Two- and four-year construction-management degree programs and certification options provide several paths in pursuit of a construction management career. More than 100 colleges offer bachelor's degree programs in construction science, building science and engineering, and about 60 academic institutions offer master's degree programs in construction science for people interested in pursuing a career with large construction-management firms. While certification is not a requirement for a construction-management career, professionals can opt to acquire construction-management certification (CCM).
Construction managers are often expected to be available during non-traditional work hours to accommodate for delays, inclement weather or job-site emergencies. But construction management offers good earning potential. According to the Bureau of Labor Statistics, the median annual salary construction for construction managers in May 2006 was more than $73,000. While the highest-paid construction managers earn more than $130,000 annually, 50 percent of construction managers in 2006 earned between $56,000 and $98,300 annually.

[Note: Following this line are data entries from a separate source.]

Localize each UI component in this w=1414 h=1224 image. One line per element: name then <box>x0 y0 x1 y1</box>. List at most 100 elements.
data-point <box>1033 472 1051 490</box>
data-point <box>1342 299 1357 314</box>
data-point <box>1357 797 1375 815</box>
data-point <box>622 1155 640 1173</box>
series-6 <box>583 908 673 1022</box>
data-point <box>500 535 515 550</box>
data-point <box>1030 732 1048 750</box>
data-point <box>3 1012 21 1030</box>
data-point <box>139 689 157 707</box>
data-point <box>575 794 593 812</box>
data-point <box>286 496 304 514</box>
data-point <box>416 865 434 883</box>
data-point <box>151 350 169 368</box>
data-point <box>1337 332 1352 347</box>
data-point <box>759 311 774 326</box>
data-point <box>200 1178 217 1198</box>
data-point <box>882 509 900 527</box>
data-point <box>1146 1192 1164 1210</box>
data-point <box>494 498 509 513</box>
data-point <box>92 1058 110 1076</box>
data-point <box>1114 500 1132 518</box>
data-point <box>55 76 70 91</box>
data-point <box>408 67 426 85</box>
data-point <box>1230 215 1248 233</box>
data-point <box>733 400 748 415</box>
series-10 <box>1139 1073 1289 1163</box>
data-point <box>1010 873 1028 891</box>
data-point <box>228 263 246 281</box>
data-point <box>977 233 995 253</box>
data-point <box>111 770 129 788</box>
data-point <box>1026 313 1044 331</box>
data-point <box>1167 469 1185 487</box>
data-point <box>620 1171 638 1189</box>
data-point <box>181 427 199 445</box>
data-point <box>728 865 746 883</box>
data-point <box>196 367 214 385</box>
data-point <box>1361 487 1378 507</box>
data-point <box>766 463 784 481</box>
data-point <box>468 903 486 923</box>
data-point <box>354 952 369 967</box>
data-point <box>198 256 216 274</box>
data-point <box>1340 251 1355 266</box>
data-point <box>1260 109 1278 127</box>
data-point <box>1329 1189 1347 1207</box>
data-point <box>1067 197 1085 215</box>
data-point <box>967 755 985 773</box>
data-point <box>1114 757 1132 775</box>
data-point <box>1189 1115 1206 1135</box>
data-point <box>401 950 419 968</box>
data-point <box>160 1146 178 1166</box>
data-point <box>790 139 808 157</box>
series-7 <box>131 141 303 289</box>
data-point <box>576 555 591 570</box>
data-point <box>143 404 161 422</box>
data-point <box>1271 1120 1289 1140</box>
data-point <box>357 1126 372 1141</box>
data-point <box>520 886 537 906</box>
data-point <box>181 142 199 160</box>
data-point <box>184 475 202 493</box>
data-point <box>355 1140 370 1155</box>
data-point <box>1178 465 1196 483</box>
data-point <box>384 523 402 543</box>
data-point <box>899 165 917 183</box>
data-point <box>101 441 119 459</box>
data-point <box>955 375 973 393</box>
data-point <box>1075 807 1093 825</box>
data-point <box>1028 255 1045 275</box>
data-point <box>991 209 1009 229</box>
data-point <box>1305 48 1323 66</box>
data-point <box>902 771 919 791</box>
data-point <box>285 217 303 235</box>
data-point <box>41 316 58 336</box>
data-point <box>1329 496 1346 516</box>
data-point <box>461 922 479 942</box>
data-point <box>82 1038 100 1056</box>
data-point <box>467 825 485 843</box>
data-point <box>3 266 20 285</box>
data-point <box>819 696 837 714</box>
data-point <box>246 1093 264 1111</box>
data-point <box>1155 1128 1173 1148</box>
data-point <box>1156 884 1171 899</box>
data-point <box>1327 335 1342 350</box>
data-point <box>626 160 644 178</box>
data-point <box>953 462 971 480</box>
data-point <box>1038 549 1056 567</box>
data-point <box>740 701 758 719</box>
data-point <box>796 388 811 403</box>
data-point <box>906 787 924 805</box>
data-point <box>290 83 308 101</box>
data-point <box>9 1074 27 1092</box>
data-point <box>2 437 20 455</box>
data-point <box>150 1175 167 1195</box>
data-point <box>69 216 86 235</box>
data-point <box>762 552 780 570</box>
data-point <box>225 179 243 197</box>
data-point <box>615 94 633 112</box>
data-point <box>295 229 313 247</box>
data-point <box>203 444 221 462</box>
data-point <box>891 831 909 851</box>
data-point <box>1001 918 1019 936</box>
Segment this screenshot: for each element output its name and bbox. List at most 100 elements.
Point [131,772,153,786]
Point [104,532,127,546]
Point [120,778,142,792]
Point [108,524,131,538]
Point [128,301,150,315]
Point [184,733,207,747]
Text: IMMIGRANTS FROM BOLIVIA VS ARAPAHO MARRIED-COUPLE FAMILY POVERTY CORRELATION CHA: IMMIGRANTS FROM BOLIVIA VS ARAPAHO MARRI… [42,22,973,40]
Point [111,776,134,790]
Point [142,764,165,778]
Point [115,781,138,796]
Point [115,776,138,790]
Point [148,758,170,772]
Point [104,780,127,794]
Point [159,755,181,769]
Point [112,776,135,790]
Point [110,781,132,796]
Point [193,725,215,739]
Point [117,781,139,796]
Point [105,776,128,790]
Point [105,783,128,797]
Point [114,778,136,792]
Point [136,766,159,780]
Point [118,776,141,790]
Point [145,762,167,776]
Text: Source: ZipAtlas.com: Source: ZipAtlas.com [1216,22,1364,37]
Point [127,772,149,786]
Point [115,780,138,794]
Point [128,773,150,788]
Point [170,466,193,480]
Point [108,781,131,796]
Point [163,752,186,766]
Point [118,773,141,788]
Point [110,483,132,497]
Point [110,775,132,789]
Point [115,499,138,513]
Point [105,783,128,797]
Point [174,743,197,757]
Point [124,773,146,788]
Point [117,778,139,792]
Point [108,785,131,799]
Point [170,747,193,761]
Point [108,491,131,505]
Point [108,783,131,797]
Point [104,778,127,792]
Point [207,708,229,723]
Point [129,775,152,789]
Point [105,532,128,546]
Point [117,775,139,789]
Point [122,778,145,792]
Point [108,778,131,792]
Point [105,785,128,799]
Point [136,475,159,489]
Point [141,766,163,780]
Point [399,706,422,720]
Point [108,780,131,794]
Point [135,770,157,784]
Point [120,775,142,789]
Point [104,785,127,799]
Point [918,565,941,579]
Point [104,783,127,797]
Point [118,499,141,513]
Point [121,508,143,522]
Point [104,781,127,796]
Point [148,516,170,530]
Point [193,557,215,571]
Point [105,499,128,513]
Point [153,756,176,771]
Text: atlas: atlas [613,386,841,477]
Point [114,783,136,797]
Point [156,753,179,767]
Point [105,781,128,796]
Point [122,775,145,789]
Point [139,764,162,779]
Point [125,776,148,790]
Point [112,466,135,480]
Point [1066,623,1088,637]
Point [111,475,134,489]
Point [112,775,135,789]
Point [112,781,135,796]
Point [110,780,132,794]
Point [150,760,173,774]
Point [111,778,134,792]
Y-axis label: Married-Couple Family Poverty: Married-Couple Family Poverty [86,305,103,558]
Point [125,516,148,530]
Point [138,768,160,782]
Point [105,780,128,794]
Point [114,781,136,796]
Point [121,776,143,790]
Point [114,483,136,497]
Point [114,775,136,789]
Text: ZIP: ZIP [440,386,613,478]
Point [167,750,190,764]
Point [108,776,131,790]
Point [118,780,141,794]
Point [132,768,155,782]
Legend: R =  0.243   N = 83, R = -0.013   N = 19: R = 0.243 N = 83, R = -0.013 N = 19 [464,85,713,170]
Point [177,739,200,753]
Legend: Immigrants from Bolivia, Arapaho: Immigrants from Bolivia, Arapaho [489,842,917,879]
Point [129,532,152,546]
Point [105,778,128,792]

While there are degree and certification opportunities, the construction management career will require work experience. Construction managers must gather field experience either as an intern for a construction firm, contractor or laborer, in addition to the pursuit of a degree. Certification through the Construction Management Association requires field experience.
The BLS projected substantial employment growth from 2006 through 2016 in construction-related occupations, including a 16 percent increase in construction managers. Construction management also offers prospective job seekers the opportunity to opt for self-employment in lieu of working for an associated firm or management company.
New job creation can be expected with advances in building materials and methods, increases in multipurpose buildings and public works projects and changing regulatory requirements for building and management materials. With these shifts in the industry, schools like the University of Minnesota project that changing requirements will produce increasing demand for managers with advanced education and training in project management.